A Morningstar news release said Morningstar Stewardship Grades are designed to help individual investors evaluate a company’s financial transparency, shareholder friendliness, management incentives and ownership, as well as overall corporate stewardship of investors’ capital.
The announcement said that Morningstar analysts have assigned grades ranging from “A” (best) to “F” (worst) to 500 of the largest and most widely held stocks. Eventually, Morningstar analysts will assign grades to the more than 1,500 stocks.
The Morningstar Stewardship Grade for stocks follows the company’s launch last year of a new grading system for mutual funds designed to help individual investors identify funds that do a good job of aligning their interests with those of fund shareholders.
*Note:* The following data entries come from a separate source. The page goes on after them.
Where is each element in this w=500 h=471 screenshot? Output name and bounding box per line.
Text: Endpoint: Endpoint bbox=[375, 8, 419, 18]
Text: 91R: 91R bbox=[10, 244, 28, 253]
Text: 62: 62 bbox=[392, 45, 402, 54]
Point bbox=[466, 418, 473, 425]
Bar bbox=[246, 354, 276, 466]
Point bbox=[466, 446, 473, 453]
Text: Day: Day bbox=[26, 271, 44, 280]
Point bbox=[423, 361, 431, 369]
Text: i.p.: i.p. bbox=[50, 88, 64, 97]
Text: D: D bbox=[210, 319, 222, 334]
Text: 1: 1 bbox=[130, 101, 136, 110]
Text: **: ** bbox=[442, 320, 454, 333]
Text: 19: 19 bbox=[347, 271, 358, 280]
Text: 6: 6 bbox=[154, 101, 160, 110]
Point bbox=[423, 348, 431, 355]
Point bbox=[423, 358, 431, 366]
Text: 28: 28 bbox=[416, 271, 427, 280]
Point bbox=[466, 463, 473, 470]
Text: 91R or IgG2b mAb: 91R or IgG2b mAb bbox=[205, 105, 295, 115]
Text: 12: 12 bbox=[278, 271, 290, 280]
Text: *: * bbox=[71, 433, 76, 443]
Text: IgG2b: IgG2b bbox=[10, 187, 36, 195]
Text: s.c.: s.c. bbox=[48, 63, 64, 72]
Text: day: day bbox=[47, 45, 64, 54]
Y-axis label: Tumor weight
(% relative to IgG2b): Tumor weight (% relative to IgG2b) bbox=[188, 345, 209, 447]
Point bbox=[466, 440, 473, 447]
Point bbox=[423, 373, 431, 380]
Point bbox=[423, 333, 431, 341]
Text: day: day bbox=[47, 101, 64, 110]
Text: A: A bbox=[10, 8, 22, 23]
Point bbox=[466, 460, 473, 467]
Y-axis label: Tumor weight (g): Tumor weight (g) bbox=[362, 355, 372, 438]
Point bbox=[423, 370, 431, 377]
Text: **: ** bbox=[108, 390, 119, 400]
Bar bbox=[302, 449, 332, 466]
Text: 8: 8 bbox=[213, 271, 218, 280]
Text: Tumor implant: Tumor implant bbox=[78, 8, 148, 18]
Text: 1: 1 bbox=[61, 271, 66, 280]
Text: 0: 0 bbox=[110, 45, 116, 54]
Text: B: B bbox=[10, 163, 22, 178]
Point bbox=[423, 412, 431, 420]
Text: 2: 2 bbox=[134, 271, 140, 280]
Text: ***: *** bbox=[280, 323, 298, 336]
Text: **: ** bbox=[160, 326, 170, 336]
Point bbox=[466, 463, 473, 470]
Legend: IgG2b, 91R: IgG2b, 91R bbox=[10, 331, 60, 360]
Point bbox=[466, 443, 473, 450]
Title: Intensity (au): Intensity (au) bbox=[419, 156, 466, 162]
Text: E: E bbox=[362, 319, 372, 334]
“Meaningful information about a company’s stewardship practices is very difficult for individual investors to find and interpret,” said Patrick Dorsey, director of stock analysis for Morningstar, in the announcement. “Too often, this kind of research is only available to large institutional investors. Our goal is to give individual investors direct access to the type of information that can help them identify management teams that put shareholders first.”
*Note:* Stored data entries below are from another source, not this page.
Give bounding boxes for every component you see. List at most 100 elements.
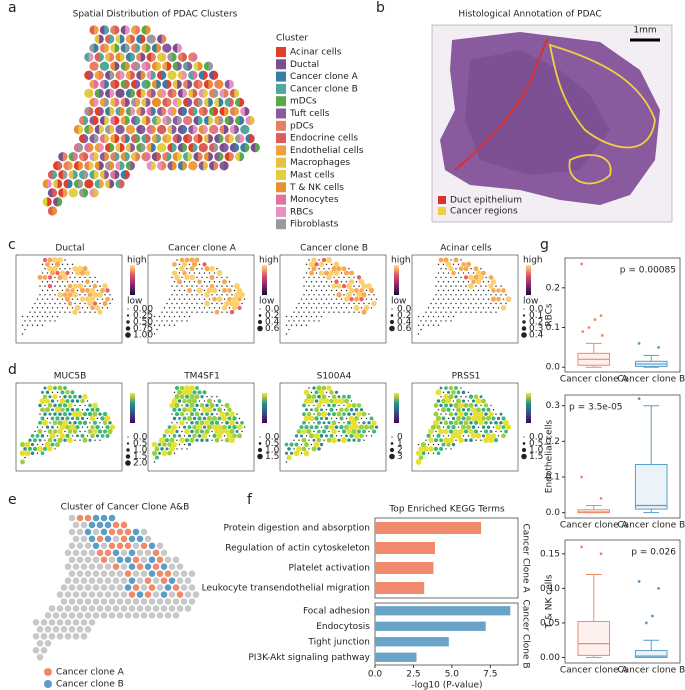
background-spot: [84, 276, 86, 279]
expression-spot: [67, 292, 73, 298]
background-spot: [313, 413, 315, 415]
expression-spot: [474, 403, 478, 407]
cluster-spot: [124, 542, 132, 550]
expression-spot: [68, 412, 72, 416]
background-spot: [86, 435, 89, 437]
expression-spot: [58, 412, 62, 416]
background-spot: [181, 404, 183, 407]
cluster-spot-part: [161, 161, 167, 171]
background-spot: [226, 311, 228, 313]
expression-spot: [65, 390, 70, 395]
background-spot: [475, 302, 477, 305]
cluster-spot-part: [73, 188, 78, 198]
cluster-spot-part: [151, 161, 156, 171]
expression-spot: [197, 416, 202, 421]
expression-spot: [67, 301, 73, 306]
expression-spot: [481, 270, 486, 276]
background-spot: [176, 294, 178, 296]
expression-spot: [326, 437, 332, 443]
cluster-spot-part: [57, 161, 63, 171]
cluster-spot: [104, 535, 112, 543]
expression-spot: [478, 420, 484, 426]
background-spot: [198, 409, 201, 411]
background-spot: [303, 302, 305, 305]
cluster-spot-part: [140, 106, 146, 117]
expression-spot: [443, 428, 449, 435]
cluster-spot-part: [114, 79, 120, 89]
cluster-spot-part: [135, 152, 141, 162]
cluster-spot-part: [187, 61, 193, 71]
cluster-spot-part: [130, 88, 135, 98]
expression-spot: [475, 398, 482, 405]
expression-spot: [234, 283, 240, 290]
legend-label: RBCs: [290, 207, 314, 217]
expression-spot: [369, 416, 374, 421]
background-spot: [186, 302, 188, 305]
expression-spot: [221, 279, 228, 285]
cluster-spot-part: [83, 188, 89, 198]
expression-spot: [87, 300, 93, 307]
expression-spot: [237, 296, 242, 302]
expression-spot: [463, 402, 469, 408]
expression-spot: [311, 266, 317, 272]
cluster-spot-part: [135, 97, 141, 107]
background-spot: [417, 333, 420, 335]
background-spot: [243, 298, 246, 300]
legend-label: T & NK cells: [289, 183, 344, 193]
expression-spot: [284, 451, 289, 455]
background-spot: [203, 298, 206, 300]
expression-spot: [82, 420, 88, 425]
cluster-spot: [56, 591, 64, 598]
cluster-spot: [80, 577, 88, 584]
colorbar: [130, 393, 135, 423]
expression-spot: [190, 429, 194, 434]
expression-spot: [466, 407, 471, 412]
cluster-spot-part: [120, 106, 125, 117]
cluster-spot-part: [151, 106, 156, 117]
cluster-spot: [136, 549, 144, 557]
expression-spot: [306, 411, 312, 417]
expression-spot: [458, 266, 464, 271]
size-legend-dot: [258, 314, 262, 317]
cluster-spot: [88, 605, 96, 612]
y-tick-label: 0.3: [546, 401, 560, 411]
legend-swatch: [276, 47, 286, 57]
expression-spot: [95, 407, 100, 412]
background-spot: [445, 268, 447, 270]
background-spot: [308, 259, 310, 261]
cluster-spot-part: [198, 133, 203, 144]
background-spot: [231, 294, 233, 296]
expression-spot: [476, 407, 481, 413]
background-spot: [94, 311, 96, 313]
cluster-spot: [108, 542, 116, 550]
size-legend-label: 0.00: [133, 305, 153, 315]
cluster-spot-part: [88, 161, 94, 171]
cluster-spot-part: [182, 88, 187, 98]
expression-spot: [426, 433, 431, 438]
cluster-spot: [76, 542, 84, 550]
cluster-spot-part: [182, 124, 187, 135]
expression-spot: [444, 386, 448, 390]
legend-label: Ductal: [290, 60, 319, 70]
expression-spot: [67, 437, 73, 444]
background-spot: [44, 430, 46, 433]
cluster-spot-part: [99, 161, 104, 171]
cluster-spot: [176, 577, 184, 584]
expression-spot: [65, 399, 70, 404]
expression-spot: [181, 389, 188, 396]
expression-spot: [284, 442, 289, 447]
expression-spot: [500, 305, 507, 311]
cluster-spot-part: [104, 170, 110, 180]
expression-spot: [227, 288, 232, 293]
expression-spot: [363, 424, 370, 430]
cluster-spot: [148, 570, 156, 577]
expression-spot: [354, 416, 359, 421]
background-spot: [355, 281, 358, 283]
background-spot: [482, 307, 485, 309]
expression-spot: [19, 441, 26, 448]
background-spot: [435, 276, 437, 279]
cluster-spot: [156, 584, 164, 591]
expression-spot: [97, 291, 103, 298]
background-spot: [300, 324, 303, 326]
cluster-spot: [112, 521, 120, 529]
Morningstar stock analysts base the Stewardship Grades on public filings, previous management actions, conversations with company officials and their own expertise. The grades address three broad categories:
- a company’s accounting practices and financial disclosure, aiming to identify firms that provide investors with insufficient or potentially misleading information.
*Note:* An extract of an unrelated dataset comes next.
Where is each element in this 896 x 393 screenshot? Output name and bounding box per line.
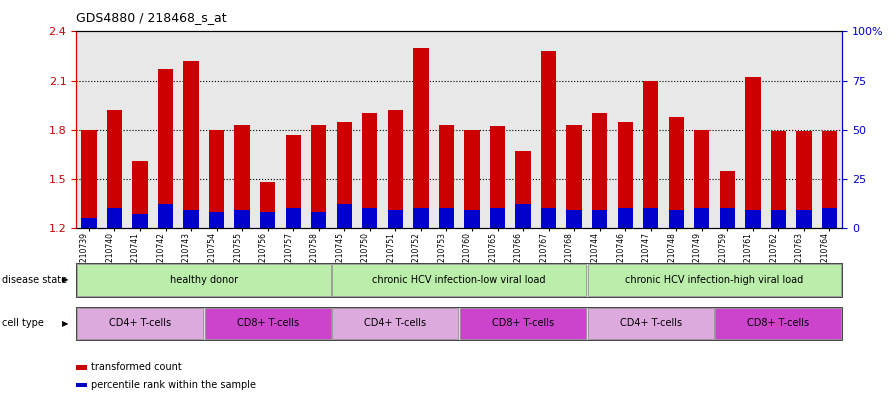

- the power of shareholders relative to management, evaluating the firm’s share-class structure and assignment of CEO and board chair roles and noting the existence of any takeover defenses or related-party transactions.
- whether management’s incentives are aligned with shareholders’ interests. Morningstar analysts penalize those firms that change management goals midstream, issue too many options, overcompensate executives, or have low levels of equity ownership.